Wednesday, December 08, 2010

SPOONMAN!

25 comments :

Anonymous said...

Feel the rhythm with your hands....

(Steal the rhythm while you can)....

John said...

When the economy tanked the spoonman industry was hit fairly hard. Jim was forced into further poverty and soon began to use his spoons for black tar heroin.

It's been doing strange things to him, he's going through phases. Thankfully he's moved from the Lou Reed stage into the safer Robert Palmer stage.

Anonymous said...

I can totally see rock stars playing spoons.

Luke said...

Hey spoonman, that's not your arm your pointing to when you say "you can play your arm"... that's called a shoulder.
What a jerk!

Ravenhallow said...

Well, the heroin thing explains why his spoons were on fire at one point there, John.

Phineas86 said...

"Spoonman Comes Alive" is arguably one of the best live albums of the '70s.

Anonymous said...

OH NO IM GOING TO HAVE NIGHTMARES ABOUT SPOONS NOW TONIGHT AFTER WATCHING THIS VIDEO SPREAD THE WORD TO 10 OF YOUR FRIENDS OR A GHOST WILL EAT OUT YOUR SISTER TONIGHT ==========;;;;;;;;;;;;;;;;;;;;;;;;;;;;;;;

mitch said...

Is this the guy that stupid Soundgarden song was about?

J.R. Herbaugh said...

To be a spoon man, you must have the right mix of talent, dedication, and myopia.

Anonymous said...

Oh yeah, nothing says heavy metal like spoon playing...

brimcp19 said...

This is an SNL sketch waiting to happen.

Monkey Lee said...

This video proves once in for all that every genre of music could use more spoons.

As The Tick would say, "SPOON!"

FITZSIMMONS said...

I don't know why but I just want to call this guy a Jackass after watching this.

Anonymous said...

Playing spoons is the tap dancing of percussion

Anonymous said...

I wanna see a spooning demonstration next to some hot chick with big ta-tas!

Anonymous said...

You can tell that Ford and Gorbachev were fucking enthralled by this guy! SPOONMAN was instrumental during the negotiations of SALT II.

Kit O'Connell said...

I sorta want to see a Duane-esque clip of the last few headbanging seconds looped. But the idea also frightens me.

Still, those flaming spoons would be a big hit at Burning Man.

Anonymous said...

One time I saw him live. He went from rattler to lizard...then lizard...then lizard...then lizard...then rattler...then back to lizard...and everyone in the first 20 rows went NUTS

Anonymous said...

Oh, you can't scare me, I'm sticking to the union. I'm sticking to the union till the day I die.

Anonymous said...

Holy crap this guy preformed at my school once.
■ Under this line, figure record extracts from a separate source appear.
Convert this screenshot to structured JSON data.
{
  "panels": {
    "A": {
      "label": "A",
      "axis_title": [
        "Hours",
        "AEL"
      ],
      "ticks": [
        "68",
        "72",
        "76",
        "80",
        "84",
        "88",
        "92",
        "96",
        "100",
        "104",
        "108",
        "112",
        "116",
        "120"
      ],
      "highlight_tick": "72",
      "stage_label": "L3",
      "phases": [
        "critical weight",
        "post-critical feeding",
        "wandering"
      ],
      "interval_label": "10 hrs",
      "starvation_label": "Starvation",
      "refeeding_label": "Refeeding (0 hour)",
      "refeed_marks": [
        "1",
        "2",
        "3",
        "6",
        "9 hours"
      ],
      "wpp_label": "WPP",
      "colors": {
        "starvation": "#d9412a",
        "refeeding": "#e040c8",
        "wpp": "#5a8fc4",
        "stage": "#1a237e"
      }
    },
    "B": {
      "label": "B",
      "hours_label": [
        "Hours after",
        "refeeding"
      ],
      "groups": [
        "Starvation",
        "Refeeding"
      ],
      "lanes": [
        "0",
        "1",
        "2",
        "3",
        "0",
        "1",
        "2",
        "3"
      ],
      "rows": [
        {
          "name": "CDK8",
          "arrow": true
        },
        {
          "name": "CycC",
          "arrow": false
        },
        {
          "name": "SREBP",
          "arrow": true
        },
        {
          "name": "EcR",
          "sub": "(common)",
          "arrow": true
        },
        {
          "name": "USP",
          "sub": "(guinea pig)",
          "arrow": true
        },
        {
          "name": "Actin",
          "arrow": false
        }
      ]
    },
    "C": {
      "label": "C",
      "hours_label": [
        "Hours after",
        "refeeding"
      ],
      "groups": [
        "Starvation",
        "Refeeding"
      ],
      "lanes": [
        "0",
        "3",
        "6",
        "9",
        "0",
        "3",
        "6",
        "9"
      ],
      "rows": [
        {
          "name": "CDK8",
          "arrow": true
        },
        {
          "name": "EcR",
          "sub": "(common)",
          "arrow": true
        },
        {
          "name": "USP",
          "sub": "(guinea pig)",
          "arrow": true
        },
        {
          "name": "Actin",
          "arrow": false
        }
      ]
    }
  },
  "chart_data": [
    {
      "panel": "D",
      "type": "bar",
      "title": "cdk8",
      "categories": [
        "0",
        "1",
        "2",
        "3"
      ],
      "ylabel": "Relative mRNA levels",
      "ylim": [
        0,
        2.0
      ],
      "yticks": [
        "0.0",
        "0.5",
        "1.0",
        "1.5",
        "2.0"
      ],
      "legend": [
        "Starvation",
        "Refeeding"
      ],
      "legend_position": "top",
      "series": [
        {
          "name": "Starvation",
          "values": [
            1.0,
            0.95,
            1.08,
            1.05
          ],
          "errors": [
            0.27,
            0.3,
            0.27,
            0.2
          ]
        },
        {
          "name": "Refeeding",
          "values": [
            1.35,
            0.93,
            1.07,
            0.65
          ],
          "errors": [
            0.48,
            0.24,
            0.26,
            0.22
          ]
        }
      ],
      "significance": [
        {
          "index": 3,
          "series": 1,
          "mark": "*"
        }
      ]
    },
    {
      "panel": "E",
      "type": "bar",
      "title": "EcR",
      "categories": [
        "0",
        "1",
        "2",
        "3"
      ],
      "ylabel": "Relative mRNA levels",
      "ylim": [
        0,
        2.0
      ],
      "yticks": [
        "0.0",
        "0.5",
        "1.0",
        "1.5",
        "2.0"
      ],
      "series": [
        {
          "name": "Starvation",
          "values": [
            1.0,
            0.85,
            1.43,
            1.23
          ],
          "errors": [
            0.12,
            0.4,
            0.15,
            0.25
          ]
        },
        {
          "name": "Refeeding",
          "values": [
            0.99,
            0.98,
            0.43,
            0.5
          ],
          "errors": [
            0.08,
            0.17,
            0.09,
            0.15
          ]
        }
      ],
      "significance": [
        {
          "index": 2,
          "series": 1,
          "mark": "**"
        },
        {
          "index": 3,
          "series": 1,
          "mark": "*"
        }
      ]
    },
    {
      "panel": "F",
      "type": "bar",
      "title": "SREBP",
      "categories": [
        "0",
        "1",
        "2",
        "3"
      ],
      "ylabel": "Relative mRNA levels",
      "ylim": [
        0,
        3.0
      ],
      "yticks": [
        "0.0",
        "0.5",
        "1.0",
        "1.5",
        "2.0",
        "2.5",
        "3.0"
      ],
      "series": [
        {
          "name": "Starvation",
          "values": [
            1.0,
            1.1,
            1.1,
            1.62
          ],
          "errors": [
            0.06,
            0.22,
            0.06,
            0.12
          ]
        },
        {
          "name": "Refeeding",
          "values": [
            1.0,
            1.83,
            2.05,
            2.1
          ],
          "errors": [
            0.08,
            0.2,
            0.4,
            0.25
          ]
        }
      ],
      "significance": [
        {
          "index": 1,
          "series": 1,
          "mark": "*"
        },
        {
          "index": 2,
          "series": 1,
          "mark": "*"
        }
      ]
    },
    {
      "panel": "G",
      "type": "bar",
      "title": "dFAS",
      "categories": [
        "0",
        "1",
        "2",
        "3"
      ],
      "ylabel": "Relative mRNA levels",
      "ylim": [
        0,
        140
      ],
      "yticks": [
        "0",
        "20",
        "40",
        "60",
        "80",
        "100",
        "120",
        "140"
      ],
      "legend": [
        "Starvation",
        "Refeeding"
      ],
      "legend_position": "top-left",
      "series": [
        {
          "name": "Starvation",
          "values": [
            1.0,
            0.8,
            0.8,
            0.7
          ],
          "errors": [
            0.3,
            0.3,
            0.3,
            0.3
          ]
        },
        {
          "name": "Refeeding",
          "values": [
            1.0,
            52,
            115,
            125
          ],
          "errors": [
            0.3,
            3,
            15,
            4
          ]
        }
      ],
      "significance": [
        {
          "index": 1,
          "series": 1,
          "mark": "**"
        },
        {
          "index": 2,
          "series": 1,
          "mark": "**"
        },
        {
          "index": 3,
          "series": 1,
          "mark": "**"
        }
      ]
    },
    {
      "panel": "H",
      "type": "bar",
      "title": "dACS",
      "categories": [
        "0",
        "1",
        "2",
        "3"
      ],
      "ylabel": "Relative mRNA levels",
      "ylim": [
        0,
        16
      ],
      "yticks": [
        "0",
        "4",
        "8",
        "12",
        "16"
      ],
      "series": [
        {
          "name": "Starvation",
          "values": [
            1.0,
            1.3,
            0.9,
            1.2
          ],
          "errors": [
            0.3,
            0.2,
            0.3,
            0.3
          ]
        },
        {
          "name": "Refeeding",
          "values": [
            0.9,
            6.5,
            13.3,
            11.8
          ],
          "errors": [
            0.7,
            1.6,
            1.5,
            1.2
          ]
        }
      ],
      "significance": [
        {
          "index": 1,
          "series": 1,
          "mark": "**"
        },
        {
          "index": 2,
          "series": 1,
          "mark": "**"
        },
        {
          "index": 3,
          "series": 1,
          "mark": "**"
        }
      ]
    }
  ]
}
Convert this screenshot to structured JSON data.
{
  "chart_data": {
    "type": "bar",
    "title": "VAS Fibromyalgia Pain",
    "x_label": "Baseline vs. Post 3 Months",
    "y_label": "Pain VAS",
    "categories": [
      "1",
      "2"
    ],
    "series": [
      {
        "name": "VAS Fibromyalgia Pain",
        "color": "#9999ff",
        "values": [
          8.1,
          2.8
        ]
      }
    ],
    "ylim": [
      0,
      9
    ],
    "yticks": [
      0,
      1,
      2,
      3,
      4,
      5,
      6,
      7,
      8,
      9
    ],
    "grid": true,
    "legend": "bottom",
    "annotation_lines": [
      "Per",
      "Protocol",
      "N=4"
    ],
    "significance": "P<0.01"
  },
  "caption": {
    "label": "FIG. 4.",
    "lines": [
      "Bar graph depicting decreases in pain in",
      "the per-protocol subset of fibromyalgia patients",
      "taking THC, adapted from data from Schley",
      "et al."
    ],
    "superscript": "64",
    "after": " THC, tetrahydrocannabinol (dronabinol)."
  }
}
It was the most pointless assembly ever, I learned nothing except that learning how to play the spoons was boring.

Rocketnerd said...

Def Played at my school too.

Anonymous said...

He looks like he's having a seizure.

captcha: refail

Lisa said...

His Kim Jong Il costume is the balls!

Mik said...

Will he spoon with me?

Anonymous said...

It can be said that spoons defy genre.

Except super-shitty. They fit right into that genre.